Monocytes (Mon1-2-3) play a substantial role in low-grade inflammation associated with high cardiovascular morbidity and mortality of patients with chronic kidney disease (CKD) and chronic heart failure (CHF). The effect of an acute exercise bout on monocyte subsets in the setting of systemic inflammation is currently unknown. This study aims (1) to evaluate baseline distribution of monocyte subsets in CHF and CKD versus healthy subjects (HS) and (2) to evaluate the effect of an acute exercise bout. Exercise-induced IL-6 and MCP-1 release are related to the Mon1-2-3 response.
Twenty CHF patients, 20 CKD patients, and 15 HS were included. Before and after a maximal cardiopulmonary exercise test, monocyte subsets were quantified by flow cytometry: CD14(++)CD16(-)CCR2(+) (Mon1), CD14(++)CD16(+)CCR2(+) (Mon2), and CD14(+)CD16(++)CCR2(-) (Mon3). Serum levels of IL-6 and MCP-1 were determined by ELISA.
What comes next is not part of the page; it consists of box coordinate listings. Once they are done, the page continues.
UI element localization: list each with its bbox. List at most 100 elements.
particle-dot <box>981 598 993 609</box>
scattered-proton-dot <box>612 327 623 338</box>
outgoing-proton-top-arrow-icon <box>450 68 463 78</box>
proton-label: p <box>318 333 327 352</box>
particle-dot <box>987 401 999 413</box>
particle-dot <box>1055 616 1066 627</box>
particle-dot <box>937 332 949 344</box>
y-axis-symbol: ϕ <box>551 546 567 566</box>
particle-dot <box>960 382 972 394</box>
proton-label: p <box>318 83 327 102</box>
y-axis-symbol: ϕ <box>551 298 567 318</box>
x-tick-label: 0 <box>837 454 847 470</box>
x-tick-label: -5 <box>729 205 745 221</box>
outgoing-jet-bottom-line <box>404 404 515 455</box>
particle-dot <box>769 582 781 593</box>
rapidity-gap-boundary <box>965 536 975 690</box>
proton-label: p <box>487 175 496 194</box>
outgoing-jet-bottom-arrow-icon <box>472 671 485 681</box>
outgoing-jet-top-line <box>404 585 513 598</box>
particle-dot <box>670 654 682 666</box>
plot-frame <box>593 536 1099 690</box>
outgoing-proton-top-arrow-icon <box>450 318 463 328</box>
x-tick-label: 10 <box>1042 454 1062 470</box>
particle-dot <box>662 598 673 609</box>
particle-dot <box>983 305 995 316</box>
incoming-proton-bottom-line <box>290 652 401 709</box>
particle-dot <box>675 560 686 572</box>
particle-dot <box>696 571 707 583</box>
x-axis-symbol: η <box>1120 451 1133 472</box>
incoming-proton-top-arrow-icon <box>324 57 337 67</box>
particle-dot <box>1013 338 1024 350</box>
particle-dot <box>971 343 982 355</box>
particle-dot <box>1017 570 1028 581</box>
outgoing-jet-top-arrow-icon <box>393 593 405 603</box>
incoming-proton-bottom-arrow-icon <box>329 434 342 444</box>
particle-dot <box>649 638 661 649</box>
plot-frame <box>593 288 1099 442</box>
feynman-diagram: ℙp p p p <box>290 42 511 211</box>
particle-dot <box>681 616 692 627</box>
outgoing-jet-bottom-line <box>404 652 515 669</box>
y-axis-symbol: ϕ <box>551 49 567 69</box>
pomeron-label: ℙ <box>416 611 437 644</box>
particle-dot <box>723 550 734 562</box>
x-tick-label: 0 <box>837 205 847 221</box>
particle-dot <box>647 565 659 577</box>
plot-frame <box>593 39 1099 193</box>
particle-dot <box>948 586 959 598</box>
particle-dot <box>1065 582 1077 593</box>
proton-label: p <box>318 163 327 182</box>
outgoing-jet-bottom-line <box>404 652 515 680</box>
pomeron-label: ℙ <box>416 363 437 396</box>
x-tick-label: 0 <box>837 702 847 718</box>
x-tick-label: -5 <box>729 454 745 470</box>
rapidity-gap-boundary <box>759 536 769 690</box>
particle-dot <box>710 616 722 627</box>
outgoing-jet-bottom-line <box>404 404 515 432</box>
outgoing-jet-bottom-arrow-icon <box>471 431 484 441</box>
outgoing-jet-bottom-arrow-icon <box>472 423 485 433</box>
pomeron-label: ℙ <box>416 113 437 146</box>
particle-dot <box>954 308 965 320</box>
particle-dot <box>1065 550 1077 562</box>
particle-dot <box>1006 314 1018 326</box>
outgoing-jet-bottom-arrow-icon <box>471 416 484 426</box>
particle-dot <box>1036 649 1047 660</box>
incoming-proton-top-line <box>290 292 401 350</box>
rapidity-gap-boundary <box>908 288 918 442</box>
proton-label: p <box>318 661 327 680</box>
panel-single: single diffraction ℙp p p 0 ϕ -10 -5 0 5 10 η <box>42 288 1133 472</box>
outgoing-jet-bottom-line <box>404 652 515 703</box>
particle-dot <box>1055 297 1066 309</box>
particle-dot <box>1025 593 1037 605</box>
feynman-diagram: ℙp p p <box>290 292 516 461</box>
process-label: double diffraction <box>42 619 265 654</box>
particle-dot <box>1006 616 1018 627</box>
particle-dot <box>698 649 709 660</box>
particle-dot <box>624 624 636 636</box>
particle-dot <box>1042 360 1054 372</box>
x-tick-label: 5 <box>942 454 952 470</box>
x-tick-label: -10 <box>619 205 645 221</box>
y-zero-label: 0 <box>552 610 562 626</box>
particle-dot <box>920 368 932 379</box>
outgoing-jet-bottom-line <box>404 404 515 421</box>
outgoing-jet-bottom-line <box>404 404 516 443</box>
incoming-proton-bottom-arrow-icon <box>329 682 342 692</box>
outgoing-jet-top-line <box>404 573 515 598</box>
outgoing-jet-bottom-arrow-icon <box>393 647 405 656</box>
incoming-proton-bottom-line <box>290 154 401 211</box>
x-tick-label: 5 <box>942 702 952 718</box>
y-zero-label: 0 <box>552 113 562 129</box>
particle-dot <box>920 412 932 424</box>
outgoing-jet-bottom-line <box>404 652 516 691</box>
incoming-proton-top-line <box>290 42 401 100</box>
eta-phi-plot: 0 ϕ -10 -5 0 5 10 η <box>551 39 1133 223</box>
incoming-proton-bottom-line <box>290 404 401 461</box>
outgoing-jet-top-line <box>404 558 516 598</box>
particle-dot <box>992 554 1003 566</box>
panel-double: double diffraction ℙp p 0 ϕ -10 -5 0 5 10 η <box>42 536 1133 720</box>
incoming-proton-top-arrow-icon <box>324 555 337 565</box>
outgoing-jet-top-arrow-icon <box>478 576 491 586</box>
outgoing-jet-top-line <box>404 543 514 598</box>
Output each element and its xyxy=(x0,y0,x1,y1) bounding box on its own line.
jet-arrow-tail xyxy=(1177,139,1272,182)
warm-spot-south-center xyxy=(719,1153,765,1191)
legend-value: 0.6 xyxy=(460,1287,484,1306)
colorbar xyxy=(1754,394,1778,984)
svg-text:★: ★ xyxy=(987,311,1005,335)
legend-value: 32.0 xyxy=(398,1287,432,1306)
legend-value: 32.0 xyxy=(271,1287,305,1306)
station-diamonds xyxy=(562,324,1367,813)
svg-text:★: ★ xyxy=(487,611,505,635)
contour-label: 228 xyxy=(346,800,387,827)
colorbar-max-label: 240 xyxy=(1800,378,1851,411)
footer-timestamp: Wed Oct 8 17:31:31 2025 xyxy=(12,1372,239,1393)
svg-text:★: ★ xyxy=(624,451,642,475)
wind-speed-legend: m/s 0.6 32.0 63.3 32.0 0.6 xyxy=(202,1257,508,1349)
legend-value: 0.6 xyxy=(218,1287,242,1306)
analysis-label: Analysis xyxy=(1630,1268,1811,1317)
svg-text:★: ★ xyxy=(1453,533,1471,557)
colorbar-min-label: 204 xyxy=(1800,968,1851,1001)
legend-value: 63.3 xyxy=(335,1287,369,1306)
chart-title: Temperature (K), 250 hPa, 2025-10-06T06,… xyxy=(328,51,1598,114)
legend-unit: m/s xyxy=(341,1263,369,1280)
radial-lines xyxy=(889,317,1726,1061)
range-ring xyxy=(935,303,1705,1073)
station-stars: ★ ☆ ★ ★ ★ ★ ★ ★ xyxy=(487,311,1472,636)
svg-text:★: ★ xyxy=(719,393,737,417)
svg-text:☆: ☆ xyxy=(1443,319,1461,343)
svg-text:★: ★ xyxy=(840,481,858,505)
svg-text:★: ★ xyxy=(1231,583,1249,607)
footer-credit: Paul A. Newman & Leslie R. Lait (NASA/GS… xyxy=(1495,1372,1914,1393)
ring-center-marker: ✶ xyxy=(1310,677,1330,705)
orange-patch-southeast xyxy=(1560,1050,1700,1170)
Baseline distribution of Mon1-2-3 was comparable between the 3 groups. Following acute exercise, %Mon2 and %Mon3 increased significantly at the expense of a decrease in %Mon1 in HS and in CKD. This response was significantly attenuated in CHF (P < 0.05). In HS only, MCP-1 levels increased following exercise; IL-6 levels were unchanged. Circulatory power was a strong and independent predictor of the changes in Mon1 (β = -0.461, P < 0.001) and Mon3 (β = 0.449, P < 0.001); and baseline LVEF of the change in Mon2 (β = 0.441, P < 0.001).
The response of monocytes to acute exercise is characterized by an increase in proangiogenic and proinflammatory Mon2 and Mon3 at the expense of phagocytic Mon1. This exercise-induced monocyte subset response is mainly driven by hemodynamic changes and not by preexistent low-grade inflammation.
单核细胞(Mon1 - 2 - 3)在与慢性肾脏病(CKD)和慢性心力衰竭(CHF)患者高心血管发病率及死亡率相关的低度炎症中起重要作用。目前尚不清楚急性运动对全身炎症背景下单核细胞亚群的影响。本研究旨在(1)评估CHF和CKD患者与健康受试者(HS)之间单核细胞亚群的基线分布,以及(2)评估急性运动的影响。运动诱导的白细胞介素 - 6(IL - 6)和单核细胞趋化蛋白 - 1(MCP - 1)释放与Mon1 - 2 - 3反应相关。
纳入20例CHF患者、20例CKD患者和15例HS。在最大心肺运动试验前后,通过流式细胞术对单核细胞亚群进行定量:CD14(++)CD16(-)CCR2(+)(Mon1)、CD14(++)CD16(+)CCR2(+)(Mon2)和CD14(+)CD16(++)CCR2(-)(Mon3)。通过酶联免疫吸附测定法(ELISA)测定血清IL - 6和MCP - 1水平。
三组之间Mon1 - 2 - 3的基线分布相当。急性运动后,HS和CKD患者中,%Mon2和%Mon3显著增加而%Mon1减少。CHF患者中这种反应明显减弱(P < 0.05)。仅在HS中,运动后MCP - 1水平升高;IL - 6水平未改变。循环功率是Mon1变化(β = -0.461,P < 0.001)和Mon3变化(β = 0.449,P < 0.001)的强且独立的预测因子;基线左心室射血分数(LVEF)是Mon2变化的预测因子(β = 0.441,P < 0.001)。
单核细胞对急性运动的反应特征是促血管生成和促炎的Mon2和Mon3增加,以吞噬性的Mon1减少为代价。这种运动诱导的单核细胞亚群反应主要由血流动力学变化驱动,而非由先前存在的低度炎症驱动。